16 Nisan 2013 Salı

Trabzonspor Trabzon’un her şeyi midir?


Trabzon ile Trabzonspor’un ilişkisi tartışma konusu olduğu zamanlarda bazen şu minvalde görüşler ileri sürülür: “Trabzonspor olmasa kimse Trabzon’un yerini bilmez, Trabzonspor Trabzon’un en önemli kurumudur, hâttâ Trabzonspor olmasa hava raporlarında Trabzon’un adı bile geçmez

Bu ve benzeri lafları, Trabzon ismi geçince otomatına basılmış gibi “ha uşak ha!” diyen herhangi bir yurdum insanı söylese o kadar önemsemeyeceğiz ama Trabzon adına kalem oynatan, kafa yorduğunu iddia eden, ne kadar eski Trabzonlu olduğunu ikide bir muhataplarının gözüne sokan değerli hemşehrilerimiz sarf edince olmuyor. Trabzonspor, geçmiş günün birinde uzay boşluğunun bilinmeyen bir yerlerinden kopup gelerek Trabzon şehrine düşmüş bir meteor değil,  şehrin binlerce yıllık tarihinde oluşmuş kültürün bir ürünüdür. Geçen yüzyılın başında Trabzon’da çalınan piyanonun, operada söylenen aryanın, denizden çekilen ağların, çeşme başında çalınan kemençenin, yaylada tepilen horonun, köyde pişirilen bazlamanın sonucu ve meyvesidir Trabzonspor. Anadolu deyince aklına Üsküdar ile Kadıköy’den gayrısı gelmeyen eski bir İstanbul kalecisinin zırvaladığı gibi 15 tane kaliteli futbolcu rast gele bir araya gelmiş ve başarılı olmuş değildir.

Şu sorulabilir:

Madem Trabzon tarih, kültür ve sanat şehridir; bu kültürün temsilcileri nerededir? Şehrin futbol ve Trabzonspor ile yatıp kalktığı, camia dışında herkesin şehri Trabzonspor ile tanıdığı yanlış mıdır?

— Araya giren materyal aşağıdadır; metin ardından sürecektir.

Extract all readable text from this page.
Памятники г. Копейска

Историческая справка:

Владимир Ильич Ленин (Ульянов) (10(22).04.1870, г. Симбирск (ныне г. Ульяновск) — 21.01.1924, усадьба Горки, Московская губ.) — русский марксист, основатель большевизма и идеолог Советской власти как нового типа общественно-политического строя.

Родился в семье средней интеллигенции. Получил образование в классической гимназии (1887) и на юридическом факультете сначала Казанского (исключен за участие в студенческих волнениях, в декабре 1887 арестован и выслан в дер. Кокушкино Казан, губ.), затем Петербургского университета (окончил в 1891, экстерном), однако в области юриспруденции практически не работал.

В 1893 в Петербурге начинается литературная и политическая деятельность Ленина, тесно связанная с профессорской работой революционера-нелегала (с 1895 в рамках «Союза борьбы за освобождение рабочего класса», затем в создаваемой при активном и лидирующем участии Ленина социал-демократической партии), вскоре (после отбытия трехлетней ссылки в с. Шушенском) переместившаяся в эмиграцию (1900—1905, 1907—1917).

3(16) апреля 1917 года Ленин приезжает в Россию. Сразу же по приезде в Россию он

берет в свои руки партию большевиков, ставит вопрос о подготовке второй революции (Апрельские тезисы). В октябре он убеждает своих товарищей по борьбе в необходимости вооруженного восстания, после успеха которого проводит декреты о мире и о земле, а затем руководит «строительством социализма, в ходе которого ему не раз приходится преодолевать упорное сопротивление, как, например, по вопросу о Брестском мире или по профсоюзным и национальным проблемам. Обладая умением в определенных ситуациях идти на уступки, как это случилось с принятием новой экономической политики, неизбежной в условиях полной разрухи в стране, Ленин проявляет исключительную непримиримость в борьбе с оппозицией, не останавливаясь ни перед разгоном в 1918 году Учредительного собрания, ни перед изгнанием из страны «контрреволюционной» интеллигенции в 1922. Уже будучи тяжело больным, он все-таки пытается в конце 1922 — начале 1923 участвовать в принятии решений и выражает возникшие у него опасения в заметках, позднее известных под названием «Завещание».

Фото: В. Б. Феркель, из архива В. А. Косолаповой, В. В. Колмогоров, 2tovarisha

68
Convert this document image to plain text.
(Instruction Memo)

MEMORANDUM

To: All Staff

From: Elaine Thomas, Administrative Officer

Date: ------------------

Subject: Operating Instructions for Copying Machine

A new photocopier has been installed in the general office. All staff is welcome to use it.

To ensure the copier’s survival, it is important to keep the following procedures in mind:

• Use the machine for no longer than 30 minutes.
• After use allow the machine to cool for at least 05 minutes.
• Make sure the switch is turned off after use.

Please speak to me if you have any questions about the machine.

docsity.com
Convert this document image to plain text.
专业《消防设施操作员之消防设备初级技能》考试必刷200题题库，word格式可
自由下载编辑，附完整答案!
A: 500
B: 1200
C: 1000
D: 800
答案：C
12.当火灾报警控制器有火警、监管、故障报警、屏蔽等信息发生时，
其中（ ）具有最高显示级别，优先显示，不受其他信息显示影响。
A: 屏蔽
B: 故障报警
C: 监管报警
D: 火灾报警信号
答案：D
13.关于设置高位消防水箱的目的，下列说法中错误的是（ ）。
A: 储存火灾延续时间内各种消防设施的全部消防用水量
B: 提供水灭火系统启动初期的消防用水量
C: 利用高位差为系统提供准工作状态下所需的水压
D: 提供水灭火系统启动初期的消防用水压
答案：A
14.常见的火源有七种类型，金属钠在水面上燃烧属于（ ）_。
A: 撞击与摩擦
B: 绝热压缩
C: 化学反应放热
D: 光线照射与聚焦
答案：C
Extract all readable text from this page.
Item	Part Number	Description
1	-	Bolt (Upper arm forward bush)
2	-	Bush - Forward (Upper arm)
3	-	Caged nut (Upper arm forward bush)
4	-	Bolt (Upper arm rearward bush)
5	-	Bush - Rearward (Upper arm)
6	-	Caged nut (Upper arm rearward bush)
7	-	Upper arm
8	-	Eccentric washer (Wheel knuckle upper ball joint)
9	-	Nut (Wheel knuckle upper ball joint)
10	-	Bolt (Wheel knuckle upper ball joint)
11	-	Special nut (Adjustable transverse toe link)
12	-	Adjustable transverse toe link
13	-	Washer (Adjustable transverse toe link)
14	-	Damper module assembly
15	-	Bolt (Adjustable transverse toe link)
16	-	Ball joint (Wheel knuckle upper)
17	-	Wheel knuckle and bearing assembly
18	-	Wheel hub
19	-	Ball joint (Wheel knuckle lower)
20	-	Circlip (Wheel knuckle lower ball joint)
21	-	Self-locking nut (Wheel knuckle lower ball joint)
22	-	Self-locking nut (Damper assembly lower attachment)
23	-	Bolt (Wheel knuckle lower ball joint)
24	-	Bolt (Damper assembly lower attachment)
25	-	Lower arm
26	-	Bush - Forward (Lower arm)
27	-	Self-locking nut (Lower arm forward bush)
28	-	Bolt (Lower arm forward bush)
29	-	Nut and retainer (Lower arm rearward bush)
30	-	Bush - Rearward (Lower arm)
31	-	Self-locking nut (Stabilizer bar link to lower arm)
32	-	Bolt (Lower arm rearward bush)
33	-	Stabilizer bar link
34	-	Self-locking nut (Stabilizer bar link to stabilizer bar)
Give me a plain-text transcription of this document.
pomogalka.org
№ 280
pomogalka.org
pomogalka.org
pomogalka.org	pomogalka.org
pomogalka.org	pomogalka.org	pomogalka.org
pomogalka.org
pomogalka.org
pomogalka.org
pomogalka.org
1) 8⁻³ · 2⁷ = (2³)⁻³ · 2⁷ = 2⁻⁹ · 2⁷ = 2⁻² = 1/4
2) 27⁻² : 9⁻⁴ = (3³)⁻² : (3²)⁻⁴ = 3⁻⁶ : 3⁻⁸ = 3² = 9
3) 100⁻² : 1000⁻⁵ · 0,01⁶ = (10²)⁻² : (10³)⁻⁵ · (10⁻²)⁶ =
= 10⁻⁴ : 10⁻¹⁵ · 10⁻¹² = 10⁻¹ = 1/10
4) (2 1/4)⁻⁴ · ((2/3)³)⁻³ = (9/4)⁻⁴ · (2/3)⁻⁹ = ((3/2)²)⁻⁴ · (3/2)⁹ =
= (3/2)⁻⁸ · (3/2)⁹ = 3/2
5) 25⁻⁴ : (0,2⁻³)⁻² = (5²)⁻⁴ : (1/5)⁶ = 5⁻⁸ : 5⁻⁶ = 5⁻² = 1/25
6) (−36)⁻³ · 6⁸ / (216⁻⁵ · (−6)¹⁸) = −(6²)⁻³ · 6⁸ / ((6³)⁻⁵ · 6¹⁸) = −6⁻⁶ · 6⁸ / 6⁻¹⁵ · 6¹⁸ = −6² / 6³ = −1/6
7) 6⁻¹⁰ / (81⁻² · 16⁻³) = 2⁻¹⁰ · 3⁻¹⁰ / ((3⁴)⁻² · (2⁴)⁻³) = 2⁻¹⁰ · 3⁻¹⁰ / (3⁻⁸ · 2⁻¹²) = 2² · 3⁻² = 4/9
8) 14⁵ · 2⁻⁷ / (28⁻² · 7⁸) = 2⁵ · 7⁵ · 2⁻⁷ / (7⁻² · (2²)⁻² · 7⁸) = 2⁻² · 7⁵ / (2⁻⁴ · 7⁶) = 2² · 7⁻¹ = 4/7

Yanlış ve eksiktir. Bir kere sevgili yurdum insanı, Trabzon bir yana kaç şehrin yerini haritada tam olarak bilmektedir? Sonra Trabzonlu sanatçı (şair, ressam, müzisyen) sayısının şaşırtıcı rakamlarda olduğu bilinmiyorsa, bu toplumun sanatçı tanımının ciddi anlamda problemli olması ve bu coğrafyada sanat ile sanatçıya yeterli değerin verilmemesiyle alakalı bir şeydir. Trabzon tarih boyunca iddialı bir şehir olmuştur, iddiasını da popüler bir alanda yani futbolda yaptığı çıkışla ortaya koymuştur.

Trabzonlu aydınlar, önce Trabzonspor’a burun kıvırmaktan vazgeçmelidirler. Trabzonspor’un kendi başına bir şeyi engellediği yoktur. Ancak şöyle bir şey vardır: Şehrin futbol dışı alanlarda hamle yapması, daha müreffeh ve sosyo-kültürel anlamda daha iyi bir pozisyona gelmesi doğrudan ya da dolaylı olarak Trabzonspor’a da ciddi manada fayda sağlayacaktır. Bu karşılıklı bir sebep-sonuç ilişkisidir.

Toprağa bakarsanız, doğal gübreyle beslerseniz, muhtemel don olaylarına karşı tedbir alırsanız, tarla da size bol ve kaliteli ürün verir. “Yabani hayvanlar saldırıp talan ediyorlar” mı dediniz? Kusura bakmayın da bu yeni bir şey değil ki. Aklınız var, izanınız var. Tedbirinizi alın, mahsulünüzü korumanın yolunu bulun bir zahmet. Başkaları buldular ve sahil-i selamete çıktılar. Futboldan örnek bulamıyorsanız, futbol dışına bakın. Orada fazlasıyla göreceksiniz.